Alton Brown’s One-Ingredient Trick for Great Banana Bread
For a generation of cooks who grew up listening to the gospel of Good Eats, Alton Brown’s tricks and tips that bring scientific thinking to the kitchen are like gold. His examination and improvement of staple dishes help everyone think about just how we can improve every dish. And we found out that on his website, he takes banana bread to task, improving the classic quick bread with one simple trick.
“There are over 7,000,000 recipes for banana bread on the interwebs,” reads the brief headnote on Alton’s site. “Most of them are insipid and mushy.” Well, that’s quite the eye-catcher! But also, um, we kind of agree with him, so it’s probably worth listening to why he says, “This one is definitely not.”
In his recipe, Alton starts off by having the baker toast old-fashioned rolled oats in a 350-degree oven for 15 minutes, then, once they’ve cooled off, throwing them in a food processor until they’re “the consistency of whole wheat flour.” The rest of the recipe is a pretty standard banana bread, with flour, baking soda and powder, salt, sugar, butter, eggs, vanilla, and, of course, very ripe bananas.

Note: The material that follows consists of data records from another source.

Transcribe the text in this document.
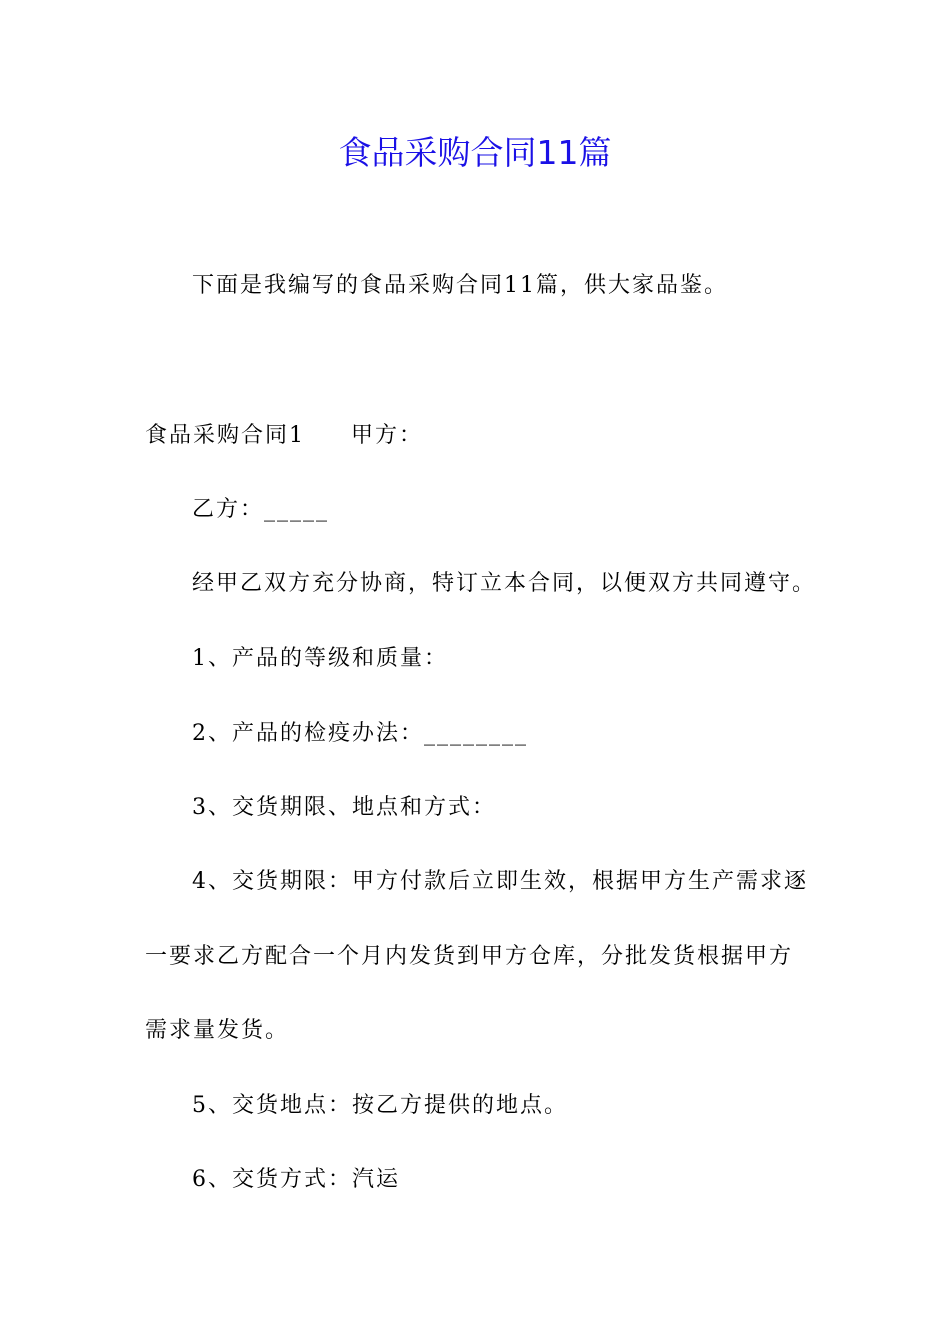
食品采购合同11篇

下面是我编写的食品采购合同11篇，供大家品鉴。

食品采购合同1 甲方：

乙方：_____

经甲乙双方充分协商，特订立本合同，以便双方共同遵守。

1、产品的等级和质量：

2、产品的检疫办法：________

3、交货期限、地点和方式：

4、交货期限：甲方付款后立即生效，根据甲方生产需求逐

一要求乙方配合一个月内发货到甲方仓库，分批发货根据甲方

需求量发货。

5、交货地点：按乙方提供的地点。

6、交货方式：汽运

I have no doubt that Alton’s secret trick makes a much better banana bread. But reading the recipe, I added up the extra time needed to perfect it (which, let’s be honest, isn’t terrible when it’s a bit mushy): there’s the 15 minutes of baking the oats, but more importantly, there’s dragging out the food processor (and having to wash it afterwards). For small-kitchen folks, using not just one heavy appliance that’s awkward to clean (the stand mixer for the batter) but a second one to mill the oats, that’s a fair amount of extra work. I’m not ruling it out, but all I can say is that better be the world’s best banana bread.